In spring, as the poet Tennyson once said, a young man's fancy lightly turns to thoughts of love. Th...
In spring, as the poet Tennyson once said, a young man's fancy lightly turns to thoughts of love. This spring, however, with world equity markets still struggling and central banks continuing to walk a tightrope between rising inflation and falling consumer confidence, investors' fancy is likely to turn towards thoughts of not losing too much money.
As we all know, the value of investments can go down as well as up. But that does not detract from the fact that we would all rather they didn't. In a rising inflation environment, though, parking all one's assets on deposit could still lead to capital loss as the real value of money falls over time.
So what is to be done? This is where absolute return products come in, though they come in such a variety of forms that they can hardly be said to be a single investment solution.
For several years now - particularly in the bear market that marred the early years of this century - retail investors have been eyeing the returns available from hedge funds with envy. The Financial Services Authority in the UK has been consulting on the possibility of making funds of hedge funds available to a wider audience for several years now, but, as the news on page 5 reveals, this could now be a step closer to becoming reality.
Even hedge funds, though, are far from guaranteed to achieve the perfect formula of inflation-beating returns without excessive volatility.

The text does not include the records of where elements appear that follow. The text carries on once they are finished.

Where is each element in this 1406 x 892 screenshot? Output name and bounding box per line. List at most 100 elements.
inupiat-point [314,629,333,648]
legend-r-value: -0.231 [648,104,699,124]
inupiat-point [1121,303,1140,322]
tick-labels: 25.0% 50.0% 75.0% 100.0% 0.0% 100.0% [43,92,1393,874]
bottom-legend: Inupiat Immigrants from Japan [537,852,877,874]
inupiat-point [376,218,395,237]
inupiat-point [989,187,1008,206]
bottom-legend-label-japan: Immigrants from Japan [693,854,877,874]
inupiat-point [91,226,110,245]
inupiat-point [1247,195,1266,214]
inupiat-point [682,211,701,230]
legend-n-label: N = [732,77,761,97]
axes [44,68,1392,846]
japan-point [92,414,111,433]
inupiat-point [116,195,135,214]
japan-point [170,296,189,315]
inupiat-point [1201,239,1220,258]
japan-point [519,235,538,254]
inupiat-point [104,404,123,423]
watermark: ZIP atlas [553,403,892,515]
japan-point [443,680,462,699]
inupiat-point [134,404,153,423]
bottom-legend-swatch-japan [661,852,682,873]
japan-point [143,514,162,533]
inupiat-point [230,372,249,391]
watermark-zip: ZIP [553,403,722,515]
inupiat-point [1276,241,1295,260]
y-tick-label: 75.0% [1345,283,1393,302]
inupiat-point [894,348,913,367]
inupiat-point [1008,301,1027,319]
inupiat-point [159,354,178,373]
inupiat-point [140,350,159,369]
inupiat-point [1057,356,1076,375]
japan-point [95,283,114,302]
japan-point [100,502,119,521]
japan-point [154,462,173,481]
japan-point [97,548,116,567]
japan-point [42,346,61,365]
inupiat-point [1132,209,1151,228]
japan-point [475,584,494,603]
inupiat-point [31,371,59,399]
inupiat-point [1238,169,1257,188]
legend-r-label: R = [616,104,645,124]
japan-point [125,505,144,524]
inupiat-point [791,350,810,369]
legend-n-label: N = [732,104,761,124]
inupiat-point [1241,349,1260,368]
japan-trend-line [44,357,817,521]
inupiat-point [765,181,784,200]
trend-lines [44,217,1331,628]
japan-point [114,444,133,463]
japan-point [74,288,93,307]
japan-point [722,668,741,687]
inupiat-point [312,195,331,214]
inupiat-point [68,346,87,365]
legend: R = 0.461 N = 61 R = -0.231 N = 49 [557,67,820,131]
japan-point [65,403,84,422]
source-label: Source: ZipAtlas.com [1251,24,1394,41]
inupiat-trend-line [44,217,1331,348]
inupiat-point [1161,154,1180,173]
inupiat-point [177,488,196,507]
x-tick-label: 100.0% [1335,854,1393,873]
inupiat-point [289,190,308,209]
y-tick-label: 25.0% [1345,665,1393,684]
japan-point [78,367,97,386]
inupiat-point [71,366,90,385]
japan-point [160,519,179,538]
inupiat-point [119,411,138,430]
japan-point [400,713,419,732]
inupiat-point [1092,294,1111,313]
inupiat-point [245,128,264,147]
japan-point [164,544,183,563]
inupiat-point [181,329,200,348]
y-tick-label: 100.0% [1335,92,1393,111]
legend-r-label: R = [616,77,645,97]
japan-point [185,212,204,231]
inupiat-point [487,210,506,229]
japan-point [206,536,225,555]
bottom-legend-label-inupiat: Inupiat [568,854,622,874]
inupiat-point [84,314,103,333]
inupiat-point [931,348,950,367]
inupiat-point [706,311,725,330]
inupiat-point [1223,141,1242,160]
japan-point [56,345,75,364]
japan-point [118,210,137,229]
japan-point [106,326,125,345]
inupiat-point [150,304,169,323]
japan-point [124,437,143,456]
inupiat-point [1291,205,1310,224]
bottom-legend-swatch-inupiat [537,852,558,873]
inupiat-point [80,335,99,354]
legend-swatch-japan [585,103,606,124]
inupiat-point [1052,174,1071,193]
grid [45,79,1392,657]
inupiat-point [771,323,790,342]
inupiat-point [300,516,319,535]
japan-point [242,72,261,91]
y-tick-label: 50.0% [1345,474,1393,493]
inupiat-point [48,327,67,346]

As the hedge fund space has become more crowded, quantitative trading systems have arguably added to volatility in the market, making life more difficult for everyone.
Structured products often offer quasi-guaranteed returns subject to a certain set of conditions, such as two or three indices not falling by a specified amount. But they can risk catastrophic loss should these index falls come to pass, and the credit crunch has made the derivatives on which they depend more expensive, which may result in a drop in issuance.
The fund profiled on page 36 this month, BlackRock UK Absolute Alpha, seems to be going about things the right way, having posted positive returns even during the extreme volatility seen in January. But surely it would be better to have more funds run along these lines so that investors can make meaningful choices.
In the UK, the Investment Management Association is introducing an absolute return sector, where investors can see the performance of funds pursuing an aim of absolute returns side by side. However, the IMA has warned that investors should not use this sector as a means of comparison, as the funds within it will use a wide range of strategies to try to achieve broadly the same thing.
Who would have thought that simply trying not to lose money could make life so complicated?